In his wonderful, yet neglected book, Feelings and Faith, Brian S. Borgman gives some common misconceptions we Christians have about our emotions:
1) Emotions are bad and need to be suppressed.
2) Emotions are irrelevant and unnecessary.
3) Emotions govern and control us.
4) Emotions are the most important thing about us.
From God’s perspective, none of these statements are true, so Borgman provides the following in way of a biblical definition for emotions:
The emotions are an inherent part of what it means to be a person; they express the values and evaluations of a person and influence motives and conduct.

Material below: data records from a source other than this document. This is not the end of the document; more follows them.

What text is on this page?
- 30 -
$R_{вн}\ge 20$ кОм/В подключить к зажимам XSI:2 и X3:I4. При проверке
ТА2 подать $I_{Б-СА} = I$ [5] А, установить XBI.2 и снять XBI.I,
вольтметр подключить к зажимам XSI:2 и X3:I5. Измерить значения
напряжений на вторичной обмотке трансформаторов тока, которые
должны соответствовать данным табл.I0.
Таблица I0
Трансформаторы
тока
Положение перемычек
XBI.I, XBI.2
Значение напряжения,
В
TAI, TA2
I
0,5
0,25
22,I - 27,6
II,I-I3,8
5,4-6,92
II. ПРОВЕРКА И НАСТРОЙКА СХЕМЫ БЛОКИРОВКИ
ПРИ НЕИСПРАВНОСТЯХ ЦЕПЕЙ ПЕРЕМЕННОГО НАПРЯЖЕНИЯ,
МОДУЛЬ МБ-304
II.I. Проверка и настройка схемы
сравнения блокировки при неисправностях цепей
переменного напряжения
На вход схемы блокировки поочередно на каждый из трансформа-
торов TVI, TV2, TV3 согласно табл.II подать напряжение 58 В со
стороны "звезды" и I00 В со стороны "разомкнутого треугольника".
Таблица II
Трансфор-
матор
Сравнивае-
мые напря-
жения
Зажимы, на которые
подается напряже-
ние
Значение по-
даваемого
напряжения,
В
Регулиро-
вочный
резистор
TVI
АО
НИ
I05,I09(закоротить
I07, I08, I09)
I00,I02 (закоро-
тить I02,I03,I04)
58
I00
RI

In view of this definition, let me list some of the principles in his book that will help us take a more godly perspective on our emotions:
- God not only has a perfect mind and will, but perfect emotions as well (Matt. 3:17; Gen. 6:5-6; Jer. 3:13; Prov. 6:16-19).
- God communicates with passion and emotion in his Word (Hosea 11:8; Isaiah 65:2).
- Our emotions are a part of our humanity that needs to be sanctified and brought under the authority of God’s Word and into conformity with God’s Word.
- God’s truth precedes, governs, and interprets experience, not vice versa. Truth must be the priority, and experience will often follow.
- As we think about who he is and what he has done, God works through our thoughts to give us godly emotions (Lam. 3:19-25; Ps. 6:1-10).
- To walk in a manner that is worthy of the Lord, we must kill godly emotions through honest self-evaluation, confession, and repentance.